In one ad, their PR firm uses the tried and true rule that Americans Love Monkeys - or apes or any primates, that is. Some research scientist holds an orangutan while getting a demonstration of Ask's new "tools." The message: tools are good. If we don't use tools, we would be uncivilized. Animal-like. Tools separate us from that orangutan, which of course, har har, speaks up to emphasize the point. Talking primates - we love those even more!

Unfortunately, as a simple Ask.com search confirms, orangutans do use tools, like many of our primate cousins. Sticks pull insects out of hiding places. Leaves serve a variety of functions. Primates (and many other animals) use tools all the time.

So, Ask.com, your ads do little to make me want to trust your site, since even you don't fact check your ads. They do make me feel bad for biologists, zoologists, and anthropologists who must weep for the lack of interest in animals and fun facts.

Nitpicking? Sure. But random facts are my passion, advertising a hobby, and when I have a chance to link the two, well, I will.

The TV Report

Don't count NBC out quite yet. The once supreme now struggling network scored a win for the meta-happy critics everywhere this evening as they brilliantly executed a high-brow comedic stunt that embodied the kind of corporate synergy tying together expansive network products.

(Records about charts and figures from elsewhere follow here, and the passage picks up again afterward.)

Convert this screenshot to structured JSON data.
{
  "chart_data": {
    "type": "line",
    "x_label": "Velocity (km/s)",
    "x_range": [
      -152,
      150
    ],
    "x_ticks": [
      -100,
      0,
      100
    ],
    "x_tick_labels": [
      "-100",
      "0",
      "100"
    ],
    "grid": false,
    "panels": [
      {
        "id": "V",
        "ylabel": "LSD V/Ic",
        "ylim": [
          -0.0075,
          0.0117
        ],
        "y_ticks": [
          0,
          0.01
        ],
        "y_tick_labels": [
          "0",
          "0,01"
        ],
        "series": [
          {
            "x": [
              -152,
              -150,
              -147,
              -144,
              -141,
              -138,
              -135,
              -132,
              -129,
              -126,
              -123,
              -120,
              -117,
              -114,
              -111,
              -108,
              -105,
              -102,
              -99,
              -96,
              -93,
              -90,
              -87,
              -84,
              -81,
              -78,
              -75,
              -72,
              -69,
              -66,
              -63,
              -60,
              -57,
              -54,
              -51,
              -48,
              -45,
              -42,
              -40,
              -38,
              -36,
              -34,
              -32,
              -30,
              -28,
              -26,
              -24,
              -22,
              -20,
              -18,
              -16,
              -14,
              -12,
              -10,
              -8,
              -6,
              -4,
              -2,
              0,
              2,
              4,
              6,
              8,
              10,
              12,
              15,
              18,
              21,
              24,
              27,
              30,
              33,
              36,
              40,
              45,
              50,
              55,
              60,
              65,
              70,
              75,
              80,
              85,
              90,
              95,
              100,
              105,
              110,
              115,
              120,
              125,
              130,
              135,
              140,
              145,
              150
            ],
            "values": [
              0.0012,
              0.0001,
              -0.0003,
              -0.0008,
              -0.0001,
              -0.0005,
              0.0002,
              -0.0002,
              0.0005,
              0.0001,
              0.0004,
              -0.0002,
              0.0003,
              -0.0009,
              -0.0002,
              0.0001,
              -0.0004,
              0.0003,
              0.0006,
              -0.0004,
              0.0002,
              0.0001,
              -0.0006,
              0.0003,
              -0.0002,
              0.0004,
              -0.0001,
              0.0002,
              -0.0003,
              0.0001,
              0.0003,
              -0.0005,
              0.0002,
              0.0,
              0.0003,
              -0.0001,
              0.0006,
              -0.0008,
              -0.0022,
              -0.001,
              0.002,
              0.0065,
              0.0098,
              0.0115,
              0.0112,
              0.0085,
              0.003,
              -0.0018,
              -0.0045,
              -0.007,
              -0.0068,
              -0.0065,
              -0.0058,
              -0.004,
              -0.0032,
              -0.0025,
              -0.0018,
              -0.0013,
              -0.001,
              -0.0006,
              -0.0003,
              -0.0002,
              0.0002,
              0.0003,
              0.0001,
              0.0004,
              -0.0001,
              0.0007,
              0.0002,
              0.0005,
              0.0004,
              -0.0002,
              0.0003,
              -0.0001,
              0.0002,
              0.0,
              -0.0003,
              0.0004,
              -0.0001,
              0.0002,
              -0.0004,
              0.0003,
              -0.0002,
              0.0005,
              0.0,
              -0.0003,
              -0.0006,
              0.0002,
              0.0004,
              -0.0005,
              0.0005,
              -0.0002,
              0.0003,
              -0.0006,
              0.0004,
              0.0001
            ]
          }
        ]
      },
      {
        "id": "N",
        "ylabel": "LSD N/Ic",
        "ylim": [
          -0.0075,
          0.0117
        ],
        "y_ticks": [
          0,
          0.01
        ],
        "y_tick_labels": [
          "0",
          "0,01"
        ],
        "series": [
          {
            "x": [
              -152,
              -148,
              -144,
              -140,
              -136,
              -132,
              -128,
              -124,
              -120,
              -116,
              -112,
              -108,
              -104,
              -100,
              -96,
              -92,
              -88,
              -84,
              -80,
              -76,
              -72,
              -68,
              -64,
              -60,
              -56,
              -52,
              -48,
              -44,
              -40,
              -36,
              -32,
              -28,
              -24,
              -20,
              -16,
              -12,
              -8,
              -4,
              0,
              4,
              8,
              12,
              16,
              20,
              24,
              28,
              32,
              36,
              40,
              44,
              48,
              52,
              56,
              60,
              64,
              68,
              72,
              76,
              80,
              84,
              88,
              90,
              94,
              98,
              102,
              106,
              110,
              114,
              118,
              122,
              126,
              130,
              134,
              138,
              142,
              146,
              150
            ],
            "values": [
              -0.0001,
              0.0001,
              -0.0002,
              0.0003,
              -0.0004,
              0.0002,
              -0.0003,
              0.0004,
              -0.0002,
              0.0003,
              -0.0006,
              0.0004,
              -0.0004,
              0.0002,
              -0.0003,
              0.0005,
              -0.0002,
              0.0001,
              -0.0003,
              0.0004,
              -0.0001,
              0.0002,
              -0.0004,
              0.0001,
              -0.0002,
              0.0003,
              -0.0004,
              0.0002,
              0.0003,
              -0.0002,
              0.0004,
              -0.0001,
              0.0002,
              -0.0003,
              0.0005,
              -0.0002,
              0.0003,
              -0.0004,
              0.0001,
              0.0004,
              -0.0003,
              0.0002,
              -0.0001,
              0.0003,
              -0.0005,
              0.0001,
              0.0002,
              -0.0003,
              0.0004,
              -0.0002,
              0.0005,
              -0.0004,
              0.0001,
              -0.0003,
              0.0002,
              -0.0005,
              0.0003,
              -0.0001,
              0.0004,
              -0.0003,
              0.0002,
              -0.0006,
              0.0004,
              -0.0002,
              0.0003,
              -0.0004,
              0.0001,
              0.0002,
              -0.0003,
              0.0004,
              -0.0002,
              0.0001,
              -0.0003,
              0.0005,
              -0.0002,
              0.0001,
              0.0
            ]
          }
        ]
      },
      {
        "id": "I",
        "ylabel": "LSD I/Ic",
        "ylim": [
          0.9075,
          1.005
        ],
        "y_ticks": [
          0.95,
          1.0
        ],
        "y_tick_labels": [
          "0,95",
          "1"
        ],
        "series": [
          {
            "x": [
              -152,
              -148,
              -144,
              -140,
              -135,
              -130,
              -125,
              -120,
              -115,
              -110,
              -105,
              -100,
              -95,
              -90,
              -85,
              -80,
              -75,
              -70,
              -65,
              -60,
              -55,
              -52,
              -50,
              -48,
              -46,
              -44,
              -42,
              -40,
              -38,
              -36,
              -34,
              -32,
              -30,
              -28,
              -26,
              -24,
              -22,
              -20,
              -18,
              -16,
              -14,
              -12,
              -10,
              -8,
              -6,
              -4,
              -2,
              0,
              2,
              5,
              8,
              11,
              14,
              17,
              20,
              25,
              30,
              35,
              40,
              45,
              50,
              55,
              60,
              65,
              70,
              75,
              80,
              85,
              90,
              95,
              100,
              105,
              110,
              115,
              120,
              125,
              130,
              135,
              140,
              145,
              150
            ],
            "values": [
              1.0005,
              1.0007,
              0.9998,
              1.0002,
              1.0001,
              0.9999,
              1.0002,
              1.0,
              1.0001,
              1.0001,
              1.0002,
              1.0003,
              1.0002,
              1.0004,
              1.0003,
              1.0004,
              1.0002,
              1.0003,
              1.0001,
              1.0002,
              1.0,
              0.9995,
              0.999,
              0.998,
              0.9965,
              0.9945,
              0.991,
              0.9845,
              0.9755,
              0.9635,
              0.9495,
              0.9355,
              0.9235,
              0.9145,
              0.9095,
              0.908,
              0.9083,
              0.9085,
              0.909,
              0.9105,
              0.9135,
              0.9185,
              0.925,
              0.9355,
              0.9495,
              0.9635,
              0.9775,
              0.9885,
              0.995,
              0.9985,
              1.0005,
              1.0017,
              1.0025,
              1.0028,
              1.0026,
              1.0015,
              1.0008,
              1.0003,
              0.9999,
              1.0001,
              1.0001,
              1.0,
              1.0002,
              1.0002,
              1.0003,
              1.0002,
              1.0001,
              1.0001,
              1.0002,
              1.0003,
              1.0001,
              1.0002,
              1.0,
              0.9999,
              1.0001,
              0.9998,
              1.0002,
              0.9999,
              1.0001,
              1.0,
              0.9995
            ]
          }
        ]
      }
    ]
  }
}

See if you can follow: NBC's uber-hyped, prodigal-drama-returneth Studio 60 on the Sunset Strip this week featured a scene in which writers at the stuggling, fictionalized show-with-in-a-show throwing out clunker after clunker to knew head honchos Matt and Danny. President Bush blah blah, government blah blah, cigar, whatever. Each fell flatter than, uh, anything really, really flat.

So tonight, SNL ran skits with practically the same material! Terrible, unfunny. That Dane Cook guy - the one who isn't funny but I bet has a mySpace page and a million "friends?" He sucked! See what NBC is doing? They're using SNL as a "metaphor" for the drama on Studio 60. NBC has taken cross-over gimmicks to the next level. This is paradigm changing television here. Woo, NBC, I didn't know you had it in you.

What? Oh, it wasn't? Huh. Go figure.


But Brian Williams was funny. Hire that guy why don't you.